Unfortunately, I have learned from my on-line research that a stressful situation sets off a chain of events. Your body releases adrenaline, a hormone that temporarily causes your breathing and heart rate to speed up and your blood pressure to rise. These reactions prepare you to deal with the situation, and are often referred to as the "fight or flight" response.
According to websites, when stress is constant, your body remains in high gear off and on for days or weeks at a time. One of the websites I found said that managing stress is a good idea for your overall health, and researchers are currently studying whether managing stress is effective for heart disease. I have concluded that regardless of what researchers ultimately decide, too much stress and too many adrenaline rushes apparently are not good for my heart.
What I began to notice as I increased the beta blocker was that having too much work on my plate tended to spark an adrenaline surge. And initially I would get excited to feel this wonderful surge that I thought would help me accomplish my tasks. But then the beta blocker would kick in and I would start to feel a real panic surging inside me.

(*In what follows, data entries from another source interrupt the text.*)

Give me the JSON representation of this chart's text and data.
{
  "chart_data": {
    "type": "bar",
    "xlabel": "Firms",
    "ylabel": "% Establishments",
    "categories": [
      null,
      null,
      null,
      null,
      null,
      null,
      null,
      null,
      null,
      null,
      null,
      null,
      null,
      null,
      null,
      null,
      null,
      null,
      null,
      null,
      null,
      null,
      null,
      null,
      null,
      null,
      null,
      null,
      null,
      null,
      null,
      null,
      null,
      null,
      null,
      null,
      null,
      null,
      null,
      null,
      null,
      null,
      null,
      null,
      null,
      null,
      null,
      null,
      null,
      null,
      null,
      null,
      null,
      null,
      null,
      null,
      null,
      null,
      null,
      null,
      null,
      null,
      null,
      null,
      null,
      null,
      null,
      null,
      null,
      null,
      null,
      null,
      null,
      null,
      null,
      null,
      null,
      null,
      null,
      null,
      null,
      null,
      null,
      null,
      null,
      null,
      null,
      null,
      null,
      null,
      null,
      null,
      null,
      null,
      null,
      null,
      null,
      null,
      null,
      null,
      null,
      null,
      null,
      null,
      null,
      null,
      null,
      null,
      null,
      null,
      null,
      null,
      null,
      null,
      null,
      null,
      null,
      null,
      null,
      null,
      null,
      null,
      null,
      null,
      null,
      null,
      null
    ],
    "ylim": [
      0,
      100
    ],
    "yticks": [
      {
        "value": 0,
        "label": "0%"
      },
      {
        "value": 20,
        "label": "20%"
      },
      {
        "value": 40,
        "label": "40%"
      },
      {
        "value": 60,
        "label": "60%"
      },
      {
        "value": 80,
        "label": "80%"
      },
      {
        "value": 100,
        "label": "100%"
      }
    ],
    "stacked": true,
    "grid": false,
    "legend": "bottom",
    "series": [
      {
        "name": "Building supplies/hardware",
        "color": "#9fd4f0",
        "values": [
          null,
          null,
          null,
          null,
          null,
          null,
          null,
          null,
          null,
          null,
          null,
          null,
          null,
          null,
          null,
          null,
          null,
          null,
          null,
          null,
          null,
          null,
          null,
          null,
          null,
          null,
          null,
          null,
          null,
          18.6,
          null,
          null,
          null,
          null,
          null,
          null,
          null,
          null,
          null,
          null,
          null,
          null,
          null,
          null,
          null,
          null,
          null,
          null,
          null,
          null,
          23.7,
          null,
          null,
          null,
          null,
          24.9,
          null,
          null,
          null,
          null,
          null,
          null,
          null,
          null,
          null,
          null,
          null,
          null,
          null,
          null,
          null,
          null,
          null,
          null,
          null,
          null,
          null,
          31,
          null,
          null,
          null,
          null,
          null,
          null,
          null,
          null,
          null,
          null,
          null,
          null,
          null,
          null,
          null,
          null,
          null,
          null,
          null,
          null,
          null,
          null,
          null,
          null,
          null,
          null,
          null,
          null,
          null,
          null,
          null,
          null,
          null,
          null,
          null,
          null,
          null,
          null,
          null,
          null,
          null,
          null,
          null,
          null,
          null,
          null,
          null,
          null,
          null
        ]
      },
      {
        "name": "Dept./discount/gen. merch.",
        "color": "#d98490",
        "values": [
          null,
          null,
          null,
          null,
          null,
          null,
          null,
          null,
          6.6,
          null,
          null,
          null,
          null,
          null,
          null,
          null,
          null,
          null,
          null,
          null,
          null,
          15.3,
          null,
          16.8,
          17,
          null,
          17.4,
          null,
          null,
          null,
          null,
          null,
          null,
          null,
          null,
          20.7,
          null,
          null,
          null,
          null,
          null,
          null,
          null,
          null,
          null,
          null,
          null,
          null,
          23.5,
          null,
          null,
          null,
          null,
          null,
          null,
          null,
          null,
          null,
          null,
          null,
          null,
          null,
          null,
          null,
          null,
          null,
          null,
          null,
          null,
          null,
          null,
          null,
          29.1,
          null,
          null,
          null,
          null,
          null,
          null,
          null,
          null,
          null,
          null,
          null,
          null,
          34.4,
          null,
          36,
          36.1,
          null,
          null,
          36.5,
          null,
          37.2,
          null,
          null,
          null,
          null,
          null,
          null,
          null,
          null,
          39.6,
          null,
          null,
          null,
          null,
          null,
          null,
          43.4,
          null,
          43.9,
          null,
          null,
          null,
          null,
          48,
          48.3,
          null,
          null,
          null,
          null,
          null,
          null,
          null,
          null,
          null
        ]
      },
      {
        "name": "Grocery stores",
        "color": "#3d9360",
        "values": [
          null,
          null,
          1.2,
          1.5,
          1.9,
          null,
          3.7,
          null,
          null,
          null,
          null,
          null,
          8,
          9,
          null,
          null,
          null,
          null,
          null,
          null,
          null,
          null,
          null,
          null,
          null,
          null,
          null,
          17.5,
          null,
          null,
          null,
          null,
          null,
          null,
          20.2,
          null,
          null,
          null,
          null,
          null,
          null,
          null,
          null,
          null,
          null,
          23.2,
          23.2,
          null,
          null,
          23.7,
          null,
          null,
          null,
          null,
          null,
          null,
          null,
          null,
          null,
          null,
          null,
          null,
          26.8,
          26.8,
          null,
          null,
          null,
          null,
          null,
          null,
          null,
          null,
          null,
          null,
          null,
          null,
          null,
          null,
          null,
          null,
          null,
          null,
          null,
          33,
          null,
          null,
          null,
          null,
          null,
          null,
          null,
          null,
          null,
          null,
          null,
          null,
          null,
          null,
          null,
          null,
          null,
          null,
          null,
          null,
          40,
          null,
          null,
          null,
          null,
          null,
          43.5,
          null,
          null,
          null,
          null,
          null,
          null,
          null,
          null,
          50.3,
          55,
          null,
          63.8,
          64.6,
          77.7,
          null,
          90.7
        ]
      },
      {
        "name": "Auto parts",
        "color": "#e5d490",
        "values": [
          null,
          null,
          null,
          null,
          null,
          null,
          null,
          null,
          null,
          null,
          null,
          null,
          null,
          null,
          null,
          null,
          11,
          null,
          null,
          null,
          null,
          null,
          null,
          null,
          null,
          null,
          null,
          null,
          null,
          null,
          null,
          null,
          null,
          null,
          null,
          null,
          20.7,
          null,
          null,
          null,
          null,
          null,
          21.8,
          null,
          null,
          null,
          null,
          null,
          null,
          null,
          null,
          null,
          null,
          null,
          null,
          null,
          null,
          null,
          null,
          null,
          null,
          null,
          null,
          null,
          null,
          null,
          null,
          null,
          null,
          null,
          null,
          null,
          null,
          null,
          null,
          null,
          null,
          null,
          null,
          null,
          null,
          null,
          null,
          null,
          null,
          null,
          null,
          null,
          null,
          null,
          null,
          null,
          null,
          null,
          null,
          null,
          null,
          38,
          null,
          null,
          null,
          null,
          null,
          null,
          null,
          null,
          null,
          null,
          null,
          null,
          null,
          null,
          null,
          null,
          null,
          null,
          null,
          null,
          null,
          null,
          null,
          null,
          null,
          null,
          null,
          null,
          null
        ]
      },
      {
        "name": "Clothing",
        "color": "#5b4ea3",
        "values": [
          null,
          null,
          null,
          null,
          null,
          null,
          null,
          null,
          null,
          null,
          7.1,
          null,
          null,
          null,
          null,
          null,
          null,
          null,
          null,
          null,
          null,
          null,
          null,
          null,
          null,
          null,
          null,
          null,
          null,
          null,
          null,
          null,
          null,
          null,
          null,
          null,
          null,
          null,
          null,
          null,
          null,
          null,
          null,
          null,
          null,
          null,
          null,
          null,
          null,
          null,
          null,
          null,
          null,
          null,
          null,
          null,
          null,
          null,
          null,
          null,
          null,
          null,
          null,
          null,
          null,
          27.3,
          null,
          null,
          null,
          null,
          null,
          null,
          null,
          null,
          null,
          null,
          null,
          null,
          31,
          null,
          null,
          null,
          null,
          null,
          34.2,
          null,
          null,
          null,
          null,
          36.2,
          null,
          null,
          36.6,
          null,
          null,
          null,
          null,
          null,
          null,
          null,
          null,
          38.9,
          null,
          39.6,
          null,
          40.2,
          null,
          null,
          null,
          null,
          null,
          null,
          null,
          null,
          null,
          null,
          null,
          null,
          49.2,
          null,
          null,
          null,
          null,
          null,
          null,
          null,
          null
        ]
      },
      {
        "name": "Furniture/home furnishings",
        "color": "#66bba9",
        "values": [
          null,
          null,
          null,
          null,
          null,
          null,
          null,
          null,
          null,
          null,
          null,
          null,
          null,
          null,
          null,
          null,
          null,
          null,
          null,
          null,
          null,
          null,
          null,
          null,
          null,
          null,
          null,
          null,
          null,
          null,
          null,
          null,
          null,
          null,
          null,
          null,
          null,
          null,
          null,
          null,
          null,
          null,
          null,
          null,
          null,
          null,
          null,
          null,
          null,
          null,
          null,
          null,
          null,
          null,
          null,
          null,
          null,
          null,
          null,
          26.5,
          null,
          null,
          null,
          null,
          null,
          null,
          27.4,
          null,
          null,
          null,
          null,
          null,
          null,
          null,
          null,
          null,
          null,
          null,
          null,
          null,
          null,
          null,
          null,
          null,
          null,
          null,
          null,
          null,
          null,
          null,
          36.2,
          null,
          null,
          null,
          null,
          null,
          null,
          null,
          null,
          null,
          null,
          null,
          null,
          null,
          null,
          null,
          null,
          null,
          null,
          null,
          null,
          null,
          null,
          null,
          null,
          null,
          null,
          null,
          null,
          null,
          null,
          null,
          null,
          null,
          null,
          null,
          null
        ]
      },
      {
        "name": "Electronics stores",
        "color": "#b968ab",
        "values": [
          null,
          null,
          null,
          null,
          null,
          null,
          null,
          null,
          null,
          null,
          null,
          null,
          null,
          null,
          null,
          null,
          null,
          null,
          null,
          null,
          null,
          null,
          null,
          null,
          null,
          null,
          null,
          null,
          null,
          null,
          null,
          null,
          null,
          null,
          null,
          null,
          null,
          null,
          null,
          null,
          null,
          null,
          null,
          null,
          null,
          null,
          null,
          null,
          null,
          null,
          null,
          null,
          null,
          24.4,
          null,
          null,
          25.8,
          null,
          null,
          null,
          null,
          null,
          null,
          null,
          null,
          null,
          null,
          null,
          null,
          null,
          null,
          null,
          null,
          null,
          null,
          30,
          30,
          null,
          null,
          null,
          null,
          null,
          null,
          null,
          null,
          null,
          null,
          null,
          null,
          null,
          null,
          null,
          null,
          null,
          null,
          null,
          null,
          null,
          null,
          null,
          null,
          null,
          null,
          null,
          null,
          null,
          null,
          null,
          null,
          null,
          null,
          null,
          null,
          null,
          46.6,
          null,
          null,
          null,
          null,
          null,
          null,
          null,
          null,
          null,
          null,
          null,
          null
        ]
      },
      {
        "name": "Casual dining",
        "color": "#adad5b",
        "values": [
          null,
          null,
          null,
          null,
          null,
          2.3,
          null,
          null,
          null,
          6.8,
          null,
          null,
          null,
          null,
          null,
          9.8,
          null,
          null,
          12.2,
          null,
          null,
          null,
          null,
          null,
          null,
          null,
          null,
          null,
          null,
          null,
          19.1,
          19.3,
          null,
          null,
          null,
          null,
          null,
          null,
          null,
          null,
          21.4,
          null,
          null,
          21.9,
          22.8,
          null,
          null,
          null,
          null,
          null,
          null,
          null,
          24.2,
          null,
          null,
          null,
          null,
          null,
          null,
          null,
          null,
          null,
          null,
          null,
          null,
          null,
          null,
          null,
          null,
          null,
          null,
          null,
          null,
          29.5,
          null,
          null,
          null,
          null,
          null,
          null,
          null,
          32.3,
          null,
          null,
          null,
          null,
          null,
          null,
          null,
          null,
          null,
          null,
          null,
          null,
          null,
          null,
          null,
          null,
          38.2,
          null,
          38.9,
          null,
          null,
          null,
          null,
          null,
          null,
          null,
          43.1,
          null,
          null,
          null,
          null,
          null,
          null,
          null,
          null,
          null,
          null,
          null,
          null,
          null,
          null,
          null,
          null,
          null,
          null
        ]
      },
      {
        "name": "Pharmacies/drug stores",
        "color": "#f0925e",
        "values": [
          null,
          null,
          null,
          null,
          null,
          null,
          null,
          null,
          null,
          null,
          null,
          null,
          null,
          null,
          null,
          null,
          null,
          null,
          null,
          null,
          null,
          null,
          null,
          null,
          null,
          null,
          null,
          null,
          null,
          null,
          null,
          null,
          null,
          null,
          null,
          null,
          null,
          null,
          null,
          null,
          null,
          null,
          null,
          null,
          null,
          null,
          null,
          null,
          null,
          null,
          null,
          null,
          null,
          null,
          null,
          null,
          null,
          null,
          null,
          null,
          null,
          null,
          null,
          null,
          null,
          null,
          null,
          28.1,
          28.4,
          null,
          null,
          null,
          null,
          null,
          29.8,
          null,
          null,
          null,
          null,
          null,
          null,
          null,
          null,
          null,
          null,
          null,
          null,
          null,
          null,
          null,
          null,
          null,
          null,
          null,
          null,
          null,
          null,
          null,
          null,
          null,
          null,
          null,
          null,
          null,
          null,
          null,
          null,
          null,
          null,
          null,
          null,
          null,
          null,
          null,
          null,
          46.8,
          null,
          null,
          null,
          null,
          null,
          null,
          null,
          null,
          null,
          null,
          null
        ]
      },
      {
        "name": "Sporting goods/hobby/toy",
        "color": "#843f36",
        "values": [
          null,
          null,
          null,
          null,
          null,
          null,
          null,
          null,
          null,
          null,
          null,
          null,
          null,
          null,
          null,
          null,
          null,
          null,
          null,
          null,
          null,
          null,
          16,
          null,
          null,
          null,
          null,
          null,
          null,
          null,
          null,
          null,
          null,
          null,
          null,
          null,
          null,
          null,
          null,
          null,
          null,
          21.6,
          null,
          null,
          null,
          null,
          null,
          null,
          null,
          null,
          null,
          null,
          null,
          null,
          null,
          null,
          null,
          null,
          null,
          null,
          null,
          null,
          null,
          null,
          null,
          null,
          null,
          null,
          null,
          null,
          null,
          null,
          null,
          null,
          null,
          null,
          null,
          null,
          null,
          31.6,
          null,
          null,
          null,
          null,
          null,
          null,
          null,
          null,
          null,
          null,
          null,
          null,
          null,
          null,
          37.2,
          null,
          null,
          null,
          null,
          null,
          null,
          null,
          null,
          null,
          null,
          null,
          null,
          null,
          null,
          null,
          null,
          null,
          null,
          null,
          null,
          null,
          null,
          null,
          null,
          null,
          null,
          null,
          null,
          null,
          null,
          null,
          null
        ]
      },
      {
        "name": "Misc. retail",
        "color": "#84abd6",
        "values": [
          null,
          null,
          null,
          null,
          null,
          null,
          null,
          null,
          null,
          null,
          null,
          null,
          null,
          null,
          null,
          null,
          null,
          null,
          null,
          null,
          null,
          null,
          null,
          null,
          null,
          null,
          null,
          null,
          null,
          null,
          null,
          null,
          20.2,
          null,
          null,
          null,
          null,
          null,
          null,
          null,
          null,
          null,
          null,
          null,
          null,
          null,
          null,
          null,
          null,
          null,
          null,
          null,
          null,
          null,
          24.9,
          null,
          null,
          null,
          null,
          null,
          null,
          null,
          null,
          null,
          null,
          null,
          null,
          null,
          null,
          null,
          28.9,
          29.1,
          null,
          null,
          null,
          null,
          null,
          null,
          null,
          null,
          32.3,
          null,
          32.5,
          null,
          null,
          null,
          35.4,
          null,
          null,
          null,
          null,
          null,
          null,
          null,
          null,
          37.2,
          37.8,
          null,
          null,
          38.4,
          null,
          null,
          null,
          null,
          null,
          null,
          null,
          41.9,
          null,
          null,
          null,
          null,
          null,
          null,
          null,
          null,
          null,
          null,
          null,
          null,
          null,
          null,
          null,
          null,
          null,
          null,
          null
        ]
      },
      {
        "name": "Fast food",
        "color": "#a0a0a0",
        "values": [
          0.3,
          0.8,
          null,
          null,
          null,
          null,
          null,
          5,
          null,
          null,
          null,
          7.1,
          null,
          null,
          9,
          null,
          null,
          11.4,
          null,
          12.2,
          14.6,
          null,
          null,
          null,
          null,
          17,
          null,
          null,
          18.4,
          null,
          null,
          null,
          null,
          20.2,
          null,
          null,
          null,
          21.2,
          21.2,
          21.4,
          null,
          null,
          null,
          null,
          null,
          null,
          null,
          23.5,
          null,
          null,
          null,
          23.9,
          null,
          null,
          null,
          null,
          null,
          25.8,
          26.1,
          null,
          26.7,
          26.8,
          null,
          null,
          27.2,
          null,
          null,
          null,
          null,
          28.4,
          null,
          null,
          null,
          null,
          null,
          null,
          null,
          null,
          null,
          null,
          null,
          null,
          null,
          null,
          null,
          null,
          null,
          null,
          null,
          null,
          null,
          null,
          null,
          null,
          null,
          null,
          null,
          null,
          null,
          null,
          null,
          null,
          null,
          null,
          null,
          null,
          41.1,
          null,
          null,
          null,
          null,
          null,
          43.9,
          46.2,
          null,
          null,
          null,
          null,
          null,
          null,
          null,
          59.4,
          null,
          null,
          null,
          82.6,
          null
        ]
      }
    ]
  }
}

So instead of being a welcome feeling, the adrenaline rush seemed to come with a warning that said “Danger!!!! Keep this up and you will do even more damage to your heart.”
So after a few months on the increased dose of carvediloI, I could only conclude that the Energizer Bunny had become Beta Blocked! It became clear to me that the impact of taking a full daily dose of a beta blocker meant that I was going to have to make some changes in my life. This would require major changes to how I handled a work ethic that had ruled my life for at least 30 years.
Melanie discovered that she had heart failure in 2013. Since that time, she has been learning how to live with the condition, and how to achieve balance and personal growth.